There are many approaches to this aspect. One is the addition of composts and deep rooted plants, another is by inoculating with cultured soil bacteria, and the third approach is by incorporating ‘green manure’ that is grown as a preparatory crop before tilling. In addition there are many commercial companies and farmers in Sri Lanka and abroad with a long experience of soil building and organic production.
Thus it seems useful to gather the existing experience in ‘organic’ or sustainable agriculture in South Asia and from around the world and develop a national program for the restoration of productivity to our agricultural fields and movement away form ‘fossil dependent agriculture’.
Further there are many examples of farms in Sri Lanka that have moved away from the chemical farming regimes to organic farming regimes with no loss of crop. There farms should be studied and a comparison between these and current farming practices be conducted.
Change we must, but it needs to be done in a judicious manner, incrementally, building our farmers to the goals espoused by the Hon. D.S.Senanayake in his book “Agriculture and Patriotism”.
“ Agriculture is not merely a way of making money by raising crops; it is not merely an industry or a business; it is essentially a public function or service performed by private individuals for the care and use of the land in the national interest; and farmers in the course of securing a living and a private profit are the custodians of the basis of the national life. Agriculture is therefore affected with a clear and unquestionable public interest and its status is a matter of national concern calling for deliberate and far-sighted national policies, not only to conserve the national and human resources involved in it, but to provide the national security, promote a well round prosperity and secure social and political stability.”

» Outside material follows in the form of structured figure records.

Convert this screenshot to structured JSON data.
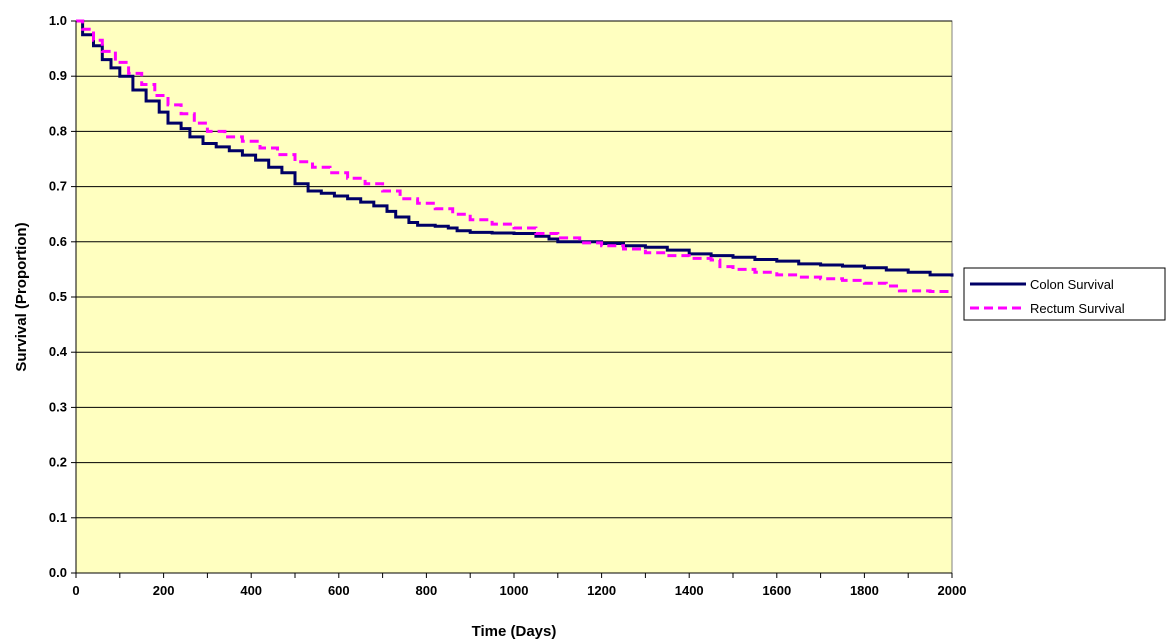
{
  "chart_data": {
    "type": "line",
    "title": "",
    "xlabel": "Time (Days)",
    "ylabel": "Survival (Proportion)",
    "xlim": [
      0,
      2000
    ],
    "ylim": [
      0,
      1
    ],
    "x_ticks": [
      0,
      200,
      400,
      600,
      800,
      1000,
      1200,
      1400,
      1600,
      1800,
      2000
    ],
    "y_ticks": [
      "0.0",
      "0.1",
      "0.2",
      "0.3",
      "0.4",
      "0.5",
      "0.6",
      "0.7",
      "0.8",
      "0.9",
      "1.0"
    ],
    "grid": "horizontal",
    "legend_position": "right",
    "plot_background": "#FFFFC0",
    "series": [
      {
        "name": "Colon Survival",
        "color": "#000066",
        "style": "solid",
        "x": [
          0,
          15,
          40,
          60,
          80,
          100,
          130,
          160,
          190,
          210,
          240,
          260,
          290,
          320,
          350,
          380,
          410,
          440,
          470,
          500,
          530,
          560,
          590,
          620,
          650,
          680,
          710,
          730,
          760,
          780,
          820,
          850,
          870,
          900,
          950,
          1000,
          1050,
          1080,
          1100,
          1200,
          1250,
          1300,
          1350,
          1400,
          1450,
          1500,
          1550,
          1600,
          1650,
          1700,
          1750,
          1800,
          1850,
          1900,
          1950,
          2000
        ],
        "y": [
          1.0,
          0.975,
          0.955,
          0.93,
          0.915,
          0.9,
          0.875,
          0.855,
          0.835,
          0.815,
          0.805,
          0.79,
          0.778,
          0.772,
          0.765,
          0.757,
          0.748,
          0.735,
          0.725,
          0.705,
          0.692,
          0.688,
          0.683,
          0.678,
          0.672,
          0.665,
          0.655,
          0.645,
          0.635,
          0.63,
          0.628,
          0.625,
          0.62,
          0.617,
          0.616,
          0.615,
          0.61,
          0.605,
          0.6,
          0.597,
          0.593,
          0.59,
          0.585,
          0.578,
          0.575,
          0.572,
          0.568,
          0.565,
          0.56,
          0.558,
          0.556,
          0.553,
          0.549,
          0.545,
          0.54,
          0.537
        ]
      },
      {
        "name": "Rectum Survival",
        "color": "#FF00FF",
        "style": "dashed",
        "x": [
          0,
          15,
          40,
          60,
          90,
          120,
          150,
          180,
          210,
          240,
          270,
          300,
          340,
          380,
          420,
          460,
          500,
          540,
          580,
          620,
          660,
          700,
          740,
          780,
          820,
          860,
          900,
          950,
          1000,
          1050,
          1100,
          1150,
          1200,
          1250,
          1300,
          1350,
          1400,
          1450,
          1470,
          1500,
          1550,
          1600,
          1650,
          1700,
          1750,
          1800,
          1850,
          1880,
          1950,
          2000
        ],
        "y": [
          1.0,
          0.985,
          0.965,
          0.945,
          0.925,
          0.905,
          0.885,
          0.865,
          0.848,
          0.832,
          0.815,
          0.8,
          0.79,
          0.782,
          0.77,
          0.758,
          0.745,
          0.735,
          0.725,
          0.715,
          0.705,
          0.692,
          0.678,
          0.67,
          0.66,
          0.65,
          0.64,
          0.632,
          0.625,
          0.615,
          0.607,
          0.598,
          0.593,
          0.587,
          0.58,
          0.575,
          0.57,
          0.567,
          0.555,
          0.55,
          0.545,
          0.54,
          0.536,
          0.533,
          0.53,
          0.525,
          0.52,
          0.511,
          0.51,
          0.51
        ]
      }
    ]
  }
}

Thus one of the first recommended actions is to begin a national consciousness raising program. The real connection between food and health should be reinforced. Along with a national school wide education program and an adult education program via media.
The next will be to support the creation of models within each agroecosystem. Ideally this work should be done by a committee consisting of Agriculture Ministry, Department, NGOs and farmer groups.

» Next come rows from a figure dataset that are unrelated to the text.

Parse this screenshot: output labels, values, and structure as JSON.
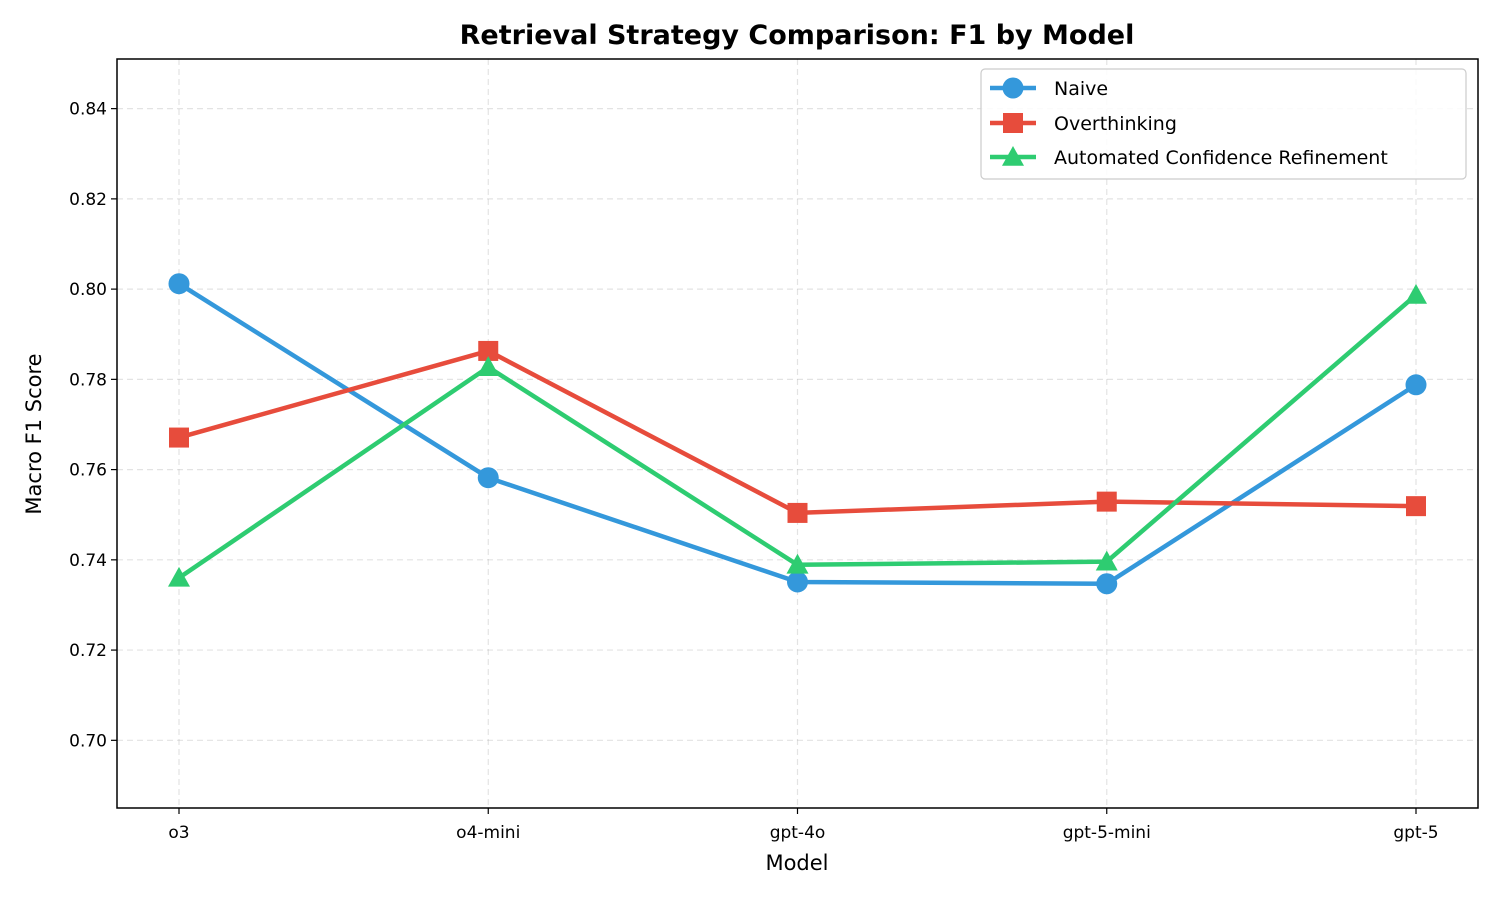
{
  "chart_data": {
    "type": "line",
    "title": "Retrieval Strategy Comparison: F1 by Model",
    "xlabel": "Model",
    "ylabel": "Macro F1 Score",
    "categories": [
      "o3",
      "o4-mini",
      "gpt-4o",
      "gpt-5-mini",
      "gpt-5"
    ],
    "ylim": [
      0.685,
      0.851
    ],
    "yticks": [
      0.7,
      0.72,
      0.74,
      0.76,
      0.78,
      0.8,
      0.82,
      0.84
    ],
    "ytick_labels": [
      "0.70",
      "0.72",
      "0.74",
      "0.76",
      "0.78",
      "0.80",
      "0.82",
      "0.84"
    ],
    "grid": true,
    "legend_position": "top-right",
    "series": [
      {
        "name": "Naive",
        "marker": "circle",
        "color": "#3498db",
        "values": [
          0.8012,
          0.7582,
          0.7351,
          0.7347,
          0.7788
        ]
      },
      {
        "name": "Overthinking",
        "marker": "square",
        "color": "#e74c3c",
        "values": [
          0.7671,
          0.7863,
          0.7504,
          0.7529,
          0.7519
        ]
      },
      {
        "name": "Automated Confidence Refinement",
        "marker": "triangle",
        "color": "#2ecc71",
        "values": [
          0.736,
          0.7827,
          0.7389,
          0.7396,
          0.7987
        ]
      }
    ]
  }
}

In parallel there should be the encouragement of companies who provide biological inputs for Sustainable agriculture and for companies who market or export ‘organic products’.
There should be a liaison between the EDB, Sri Lankan Standards Institute, organic certifiers and SLAB in the matter of certification of toxin free products.

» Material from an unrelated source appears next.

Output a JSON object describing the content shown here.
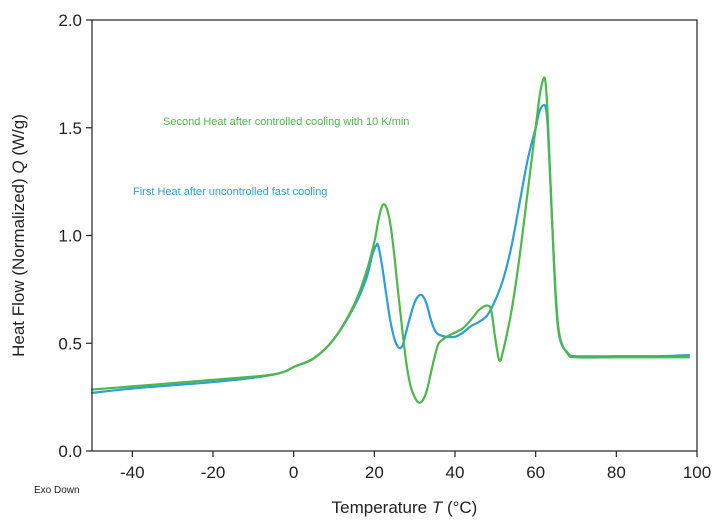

There should be an a program in the energy accounting of our food production, where the amount of external inputs required to raise a unit of product will be reported on.
We have caused much damage ourselves, by not only poisoning the soils and killing all life that depended on our rice ecosystem, but also selling poison filled foods and feeding our children and our parents toxins that make them sick and weak. Perhaps this is why the Buddha identified the ‘selling of poisons’ as a trade to be avoided.